Parasitic infections related to anti-type 2 immunity monoclonal antibodies: a disproportionality analysis in the food and drug administration’s adverse event reporting system (FAERS)
Introduction: Monoclonal antibodies (mAbs) targeting immunoglobulin E (IgE) [omalizumab], type 2 (T2) cytokine interleukin (IL) 5 [mepolizumab, reslizumab], IL-4 Receptor (R) α [dupilumab], and IL-5R [benralizumab]), improve quality of life in patients with T2-driven inflammatory diseases. However, there is a concern for an increased risk of helminth infections. The aim was to explore safety signals of parasitic infections for omalizumab, mepolizumab, reslizumab, dupilumab, and benralizumab. Methods: Spontaneous reports were used from the Food and Drug Administration’s Adverse Event Reporting System (FAERS) database from 2004 to 2021. Parasitic infections were defined as any type of parasitic infection term obtained from the Standardised Medical Dictionary for Regulatory Activities ® (MedDRA ® ).
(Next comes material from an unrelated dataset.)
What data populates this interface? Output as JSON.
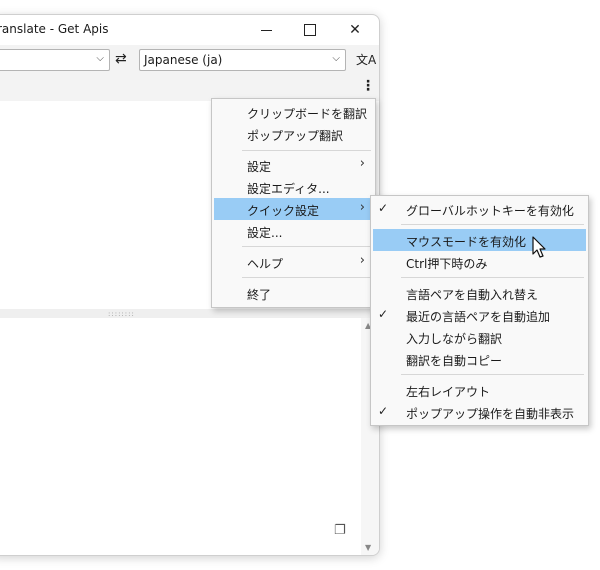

Safety signal strength was assessed by the Reporting Odds Ratio (ROR). Results: 15,502,908 reports were eligible for analysis. Amongst 175,888 reports for omalizumab, mepolizumab, reslizumab, dupilumab, and benralizumab, there were 79 reports on parasitic infections. Median age was 55 years (interquartile range 24–63 years) and 59.5% were female. Indications were known in 26 (32.9%) reports; 14 (53.8%) biologicals were reportedly prescribed for asthma, 8 (30.7%) for various types of dermatitis, and 2 (7.6%) for urticaria. A safety signal was observed for each biological, except for reslizumab (due to lack of power), with the strongest signal attributed to benralizumab (ROR = 15.7, 95% Confidence Interval: 8.4–29.3). Conclusion: Parasitic infections were disproportionately reported for mAbs targeting IgE, T2 cytokines, or T2 cytokine receptors. While the number of adverse event reports on parasitic infections in the database was relatively low, resulting safety signals were disproportionate and warrant further investigation.